Really that’s actually what it is? I thought it was.. um.. oh wait, that is what I thought it was because that’s what it is. It’d be like saying… Google search is actually a searching platform, too, just a richer one, allowing for page ranking and better search results including photos and videos and news groups! Or Google apps is like a word processing platform, too, just a richer one, allowing for spreadsheets and email and calendaring!

If anyone wasn’t realizing that ease of use was the primary factor in using a site by now, well, you should get to your web2.0’s and see. Simplifying user interface and hiding complexity these are all themes we are seeing again and again on successful sites. Take as much off the user as possible and build it into the backend.

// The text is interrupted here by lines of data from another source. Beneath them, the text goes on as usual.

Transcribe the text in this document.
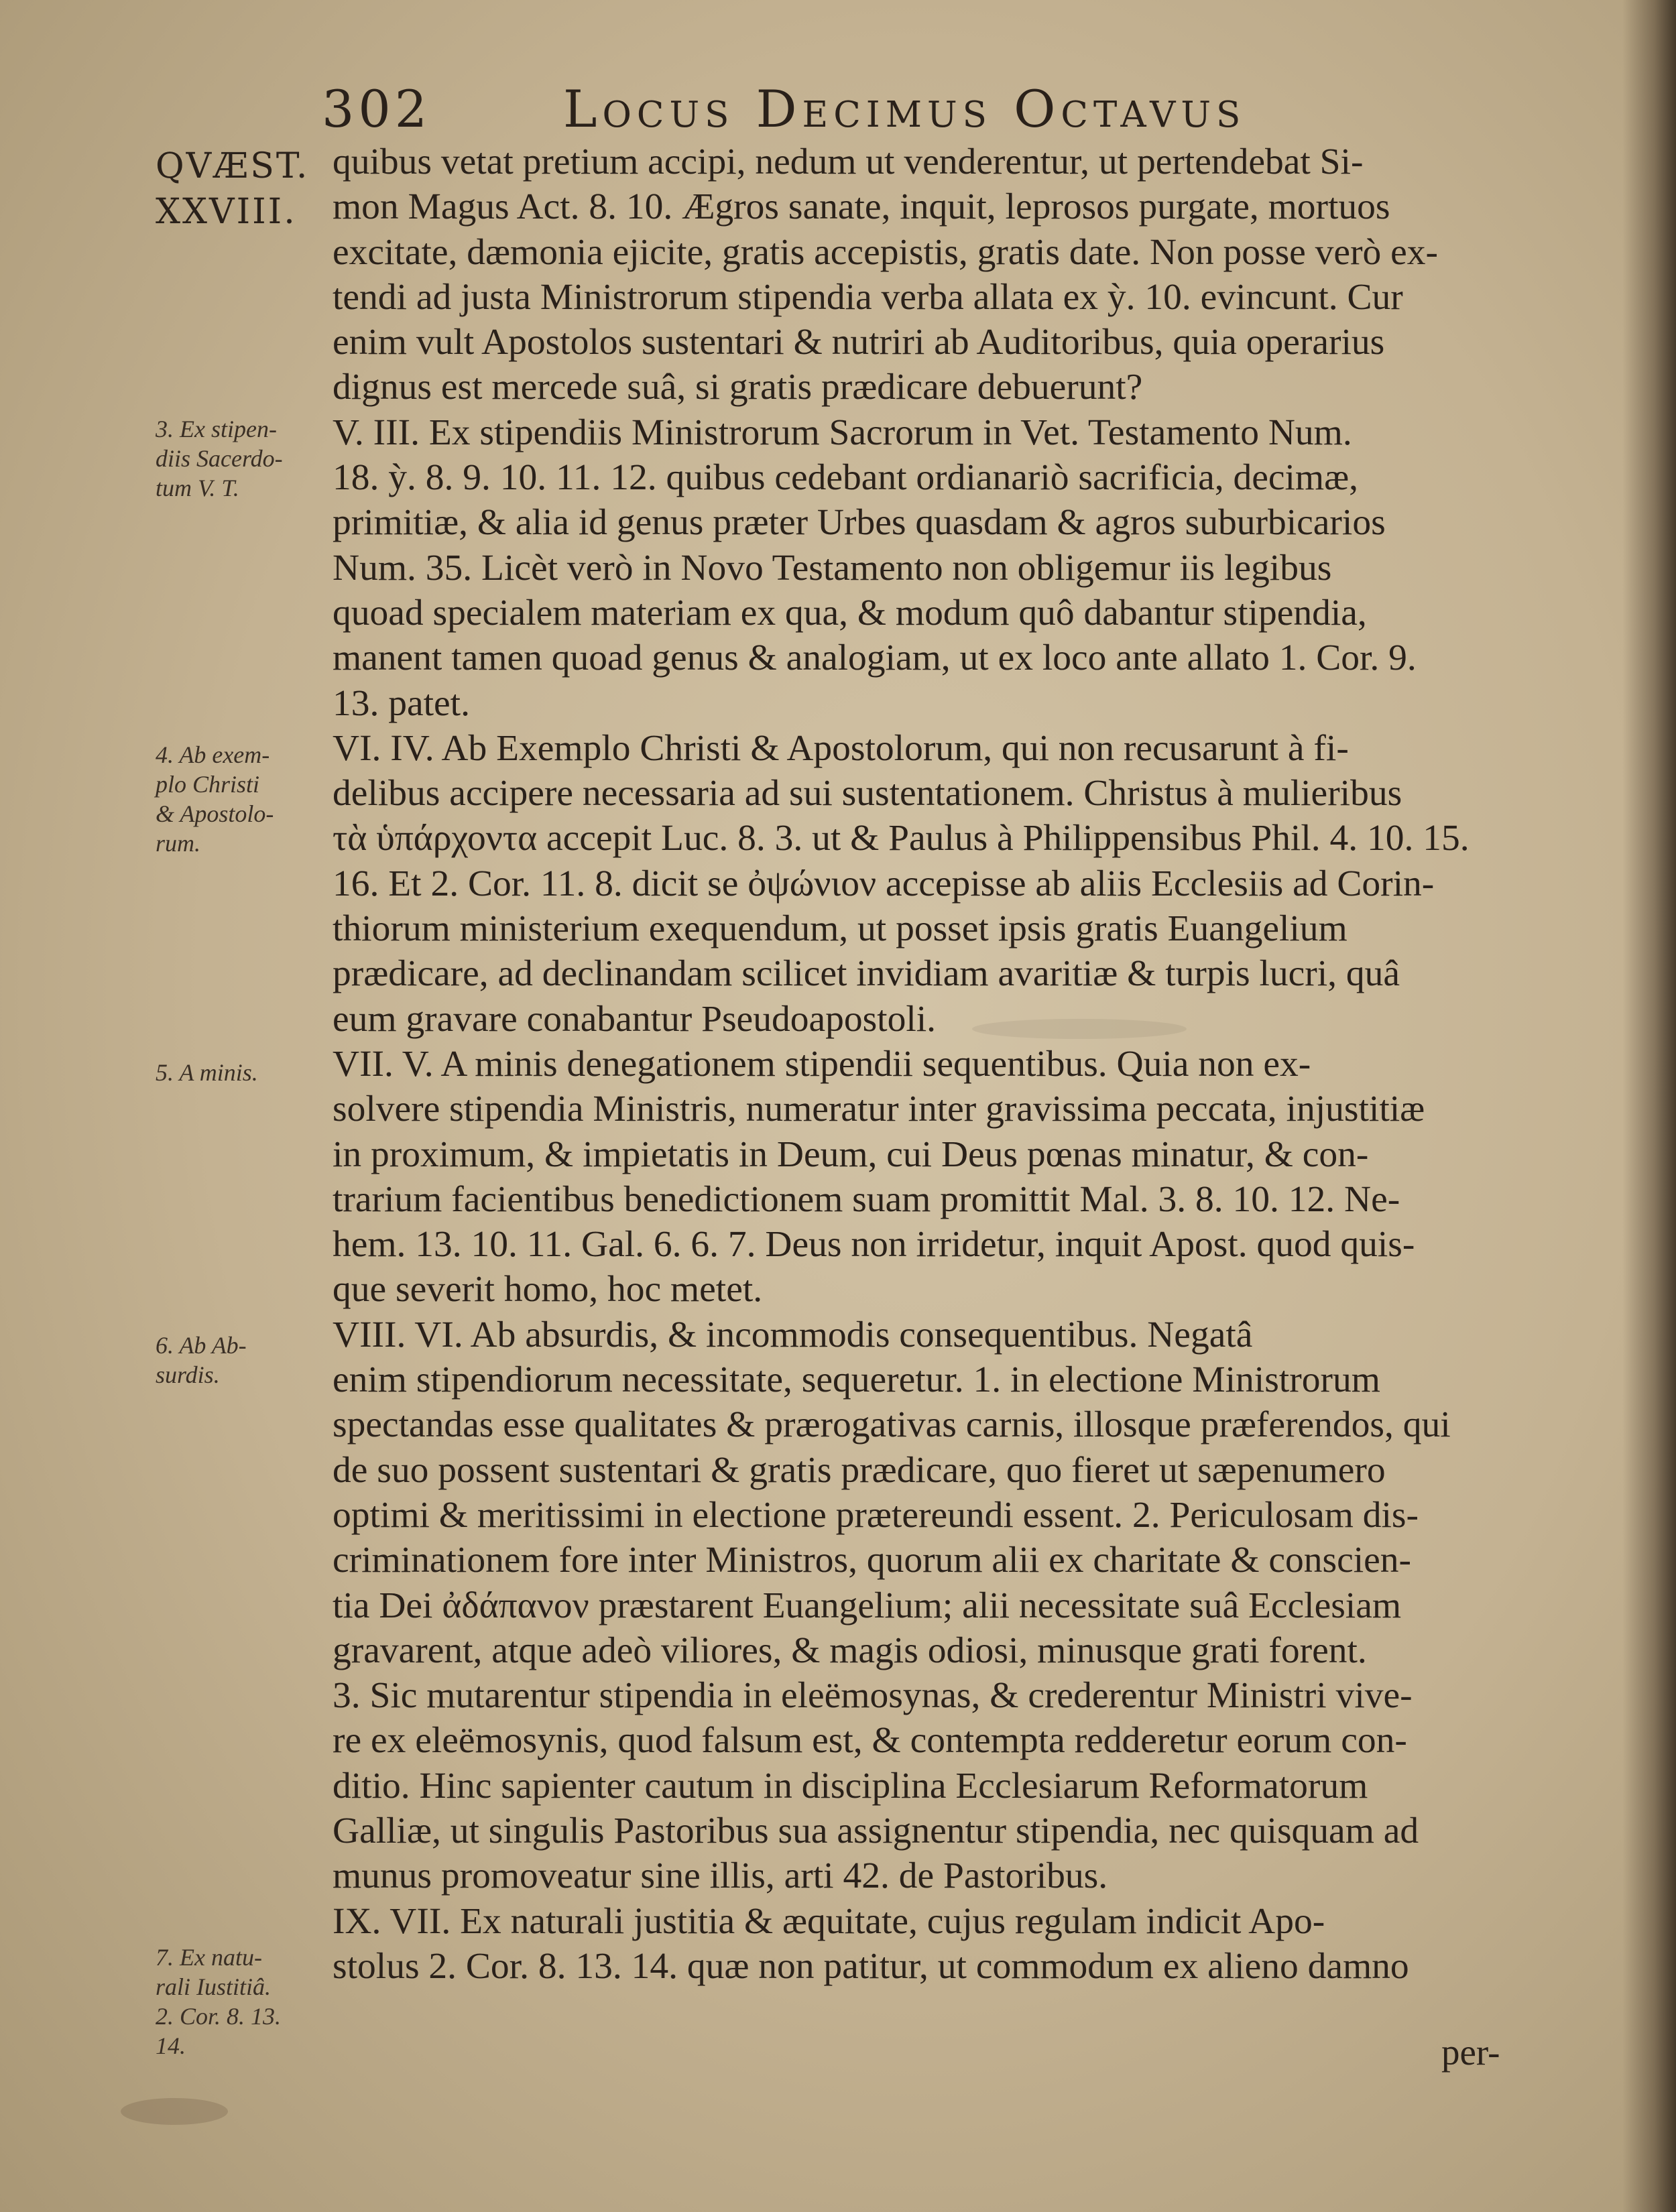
302	Locus Decimus Octavus
QVÆST.
XXVIII.
quibus vetat pretium accipi, nedum ut venderentur, ut pertendebat Si-
mon Magus Act. 8. 10. Ægros sanate, inquit, leprosos purgate, mortuos
excitate, dæmonia ejicite, gratis accepistis, gratis date. Non posse verò ex-
tendi ad justa Ministrorum stipendia verba allata ex ỳ. 10. evincunt. Cur
enim vult Apostolos sustentari & nutriri ab Auditoribus, quia operarius
dignus est mercede suâ, si gratis prædicare debuerunt?
V. III. Ex stipendiis Ministrorum Sacrorum in Vet. Testamento Num.
18. ỳ. 8. 9. 10. 11. 12. quibus cedebant ordianariò sacrificia, decimæ,
primitiæ, & alia id genus præter Urbes quasdam & agros suburbicarios
Num. 35. Licèt verò in Novo Testamento non obligemur iis legibus
quoad specialem materiam ex qua, & modum quô dabantur stipendia,
manent tamen quoad genus & analogiam, ut ex loco ante allato 1. Cor. 9.
13. patet.
VI. IV. Ab Exemplo Christi & Apostolorum, qui non recusarunt à fi-
delibus accipere necessaria ad sui sustentationem. Christus à mulieribus
τὰ ὑπάρχοντα accepit Luc. 8. 3. ut & Paulus à Philippensibus Phil. 4. 10. 15.
16. Et 2. Cor. 11. 8. dicit se ὀψώνιον accepisse ab aliis Ecclesiis ad Corin-
thiorum ministerium exequendum, ut posset ipsis gratis Euangelium
prædicare, ad declinandam scilicet invidiam avaritiæ & turpis lucri, quâ
eum gravare conabantur Pseudoapostoli.
VII. V. A minis denegationem stipendii sequentibus. Quia non ex-
solvere stipendia Ministris, numeratur inter gravissima peccata, injustitiæ
in proximum, & impietatis in Deum, cui Deus pœnas minatur, & con-
trarium facientibus benedictionem suam promittit Mal. 3. 8. 10. 12. Ne-
hem. 13. 10. 11. Gal. 6. 6. 7. Deus non irridetur, inquit Apost. quod quis-
que severit homo, hoc metet.
VIII. VI. Ab absurdis, & incommodis consequentibus. Negatâ
enim stipendiorum necessitate, sequeretur. 1. in electione Ministrorum
spectandas esse qualitates & prærogativas carnis, illosque præferendos, qui
de suo possent sustentari & gratis prædicare, quo fieret ut sæpenumero
optimi & meritissimi in electione prætereundi essent. 2. Periculosam dis-
criminationem fore inter Ministros, quorum alii ex charitate & conscien-
tia Dei ἀδάπανον præstarent Euangelium; alii necessitate suâ Ecclesiam
gravarent, atque adeò viliores, & magis odiosi, minusque grati forent.
3. Sic mutarentur stipendia in eleëmosynas, & crederentur Ministri vive-
re ex eleëmosynis, quod falsum est, & contempta redderetur eorum con-
ditio. Hinc sapienter cautum in disciplina Ecclesiarum Reformatorum
Galliæ, ut singulis Pastoribus sua assignentur stipendia, nec quisquam ad
munus promoveatur sine illis, arti 42. de Pastoribus.
IX. VII. Ex naturali justitia & æquitate, cujus regulam indicit Apo-
stolus 2. Cor. 8. 13. 14. quæ non patitur, ut commodum ex alieno damno
3. Ex stipen-
diis Sacerdo-
tum V. T.
4. Ab exem-
plo Christi
& Apostolo-
rum.
5. A minis.
6. Ab Ab-
surdis.
7. Ex natu-
rali Iustitiâ.
2. Cor. 8. 13.
14.	per-
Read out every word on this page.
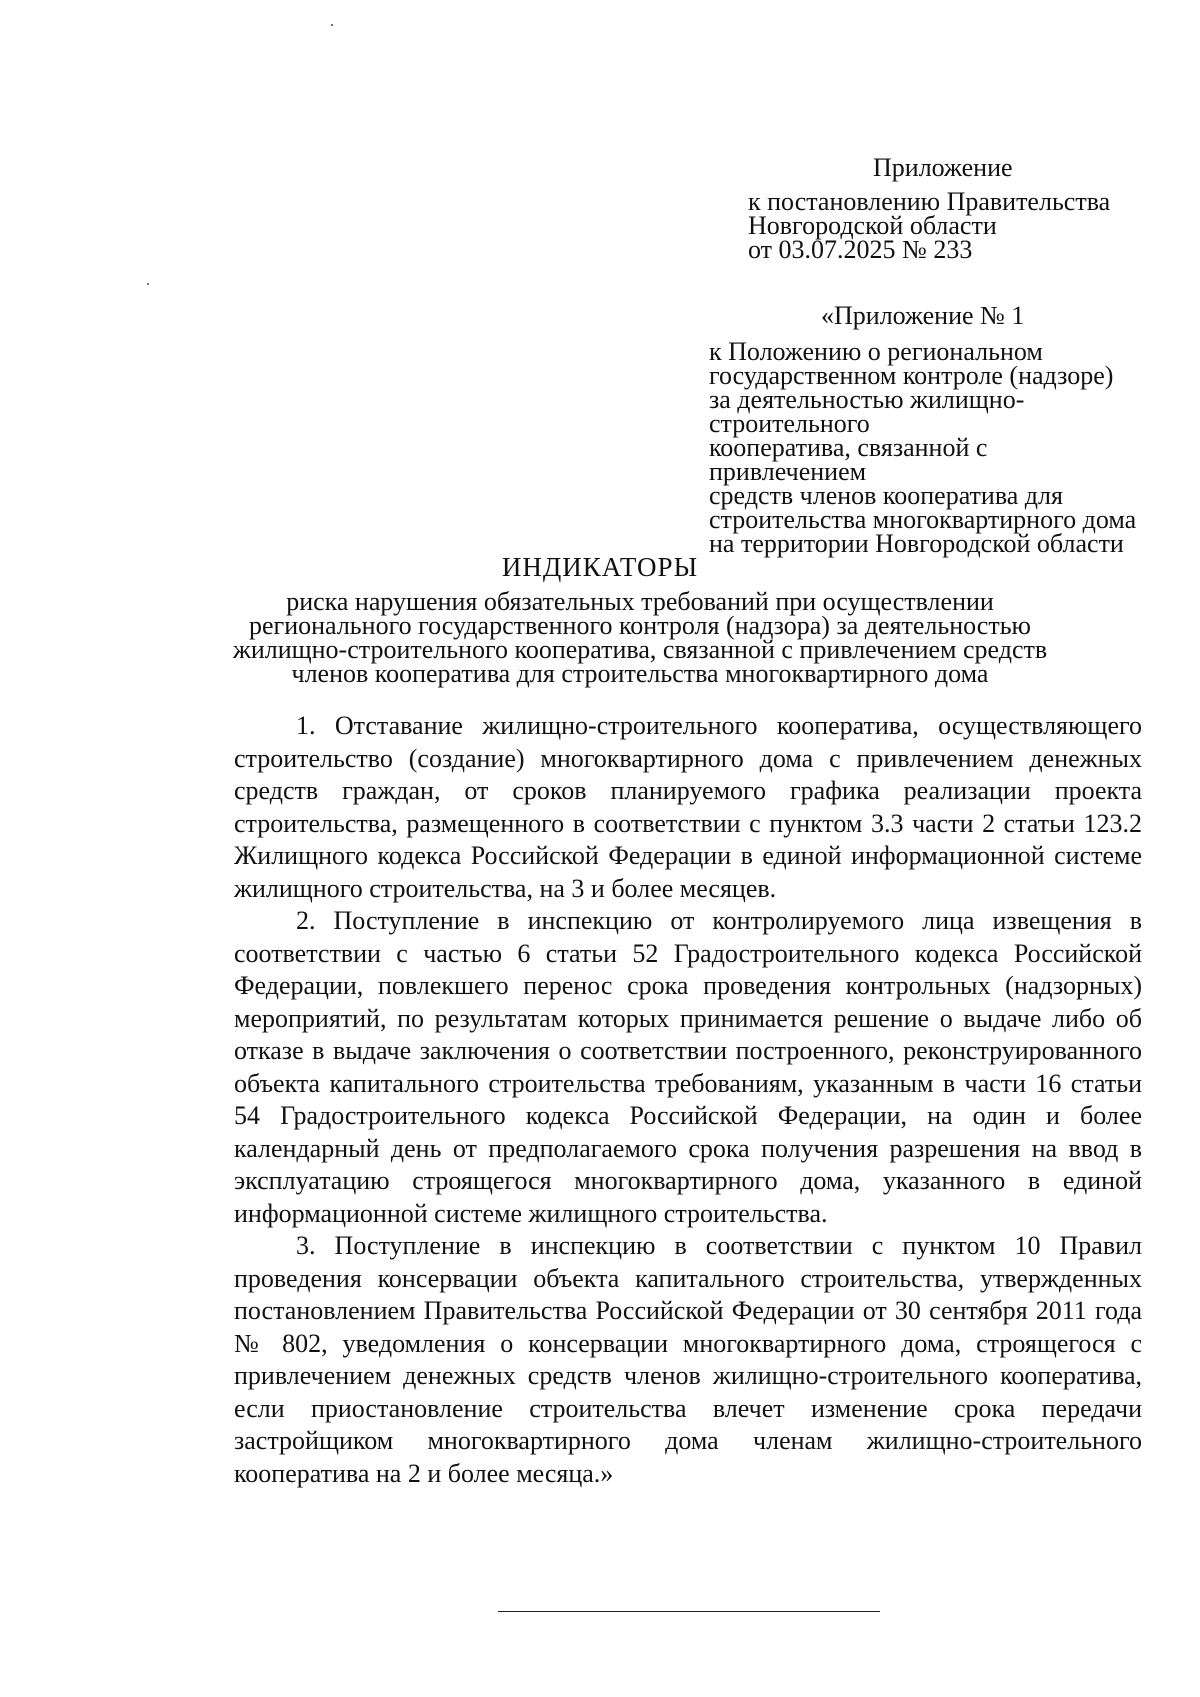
Приложение
к постановлению Правительства
Новгородской области
от 03.07.2025 № 233
«Приложение № 1
к Положению о региональном
государственном контроле (надзоре)
за деятельностью жилищно-строительного
кооператива, связанной с привлечением
средств членов кооператива для
строительства многоквартирного дома
на территории Новгородской области
ИНДИКАТОРЫ
риска нарушения обязательных требований при осуществлении
регионального государственного контроля (надзора) за деятельностью
жилищно-строительного кооператива, связанной с привлечением средств
членов кооператива для строительства многоквартирного дома

1. Отставание жилищно-строительного кооператива, осуществляющего строительство (создание) многоквартирного дома с привлечением денежных средств граждан, от сроков планируемого графика реализации проекта строительства, размещенного в соответствии с пунктом 3.3 части 2 статьи 123.2 Жилищного кодекса Российской Федерации в единой информационной системе жилищного строительства, на 3 и более месяцев.

2. Поступление в инспекцию от контролируемого лица извещения в соответствии с частью 6 статьи 52 Градостроительного кодекса Российской Федерации, повлекшего перенос срока проведения контрольных (надзорных) мероприятий, по результатам которых принимается решение о выдаче либо об отказе в выдаче заключения о соответствии построенного, реконструированного объекта капитального строительства требованиям, указанным в части 16 статьи 54 Градостроительного кодекса Российской Федерации, на один и более календарный день от предполагаемого срока получения разрешения на ввод в эксплуатацию строящегося многоквартирного дома, указанного в единой информационной системе жилищного строительства.

3. Поступление в инспекцию в соответствии с пунктом 10 Правил проведения консервации объекта капитального строительства, утвержденных постановлением Правительства Российской Федерации от 30 сентября 2011 года № 802, уведомления о консервации многоквартирного дома, строящегося с привлечением денежных средств членов жилищно-строительного кооператива, если приостановление строительства влечет изменение срока передачи застройщиком многоквартирного дома членам жилищно-строительного кооператива на 2 и более месяца.»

And there’s a conflicting theme - throw in as much as possible. Social networking wants to be all inclusive, it’s easier to go to one place where all your friends are and all your stuff is, having to maintain several profiles is another long running gripe that people have. This is difficult to manage and mildly at odds with the aforementioned, simple as possible. That’s why you have the proliferation of single purpose sites like Digg and Twitter and all inclusive ones like MySpace and bebo.

Here’s another thing, he talks a little bit about Wikipedia’s use as a breaking news source for the Virginia Tech shootings. He suggests that it’s ease of use led to this use. I again have to disagree, its huge audience and open to everyone nature is what led to this. Having run my own small time wiki (which was a bit of custom software in a previous incarnation), I don’t believe that wiki’s are actually easy to use - there’s a short but sharp learning curve for getting into that mix. I know that in my audience when commenting was just a form and adding entries was form based and easy a lot of content was entered, switching to a wiki caused that to drop to close to 0 as commenting and adding content was no longer drop dead simple. A much smaller portion of the audience is able to contribute to the site. On a grand scale like Wikipedia, it’s fine because that small portion is still a ton of people. But to think that wiki’s are easy is, I believe a mistake.

Lastly I won’t deny that the original quote “remove the web developer and the web gets developed, how ironic” (not Tim’s quote) annoyed the hell out of me. If the client has to go to the “web developer” to update content on their site, then that person isn’t a web developer - he’s probably a designer or producer. A web developer would have built a system for them to update the content. You know, just like how myspace has developers building their systems so that people can update their stuff. Just like how wordpress has web developers to build the software that let’s people update their blogs whenever they want.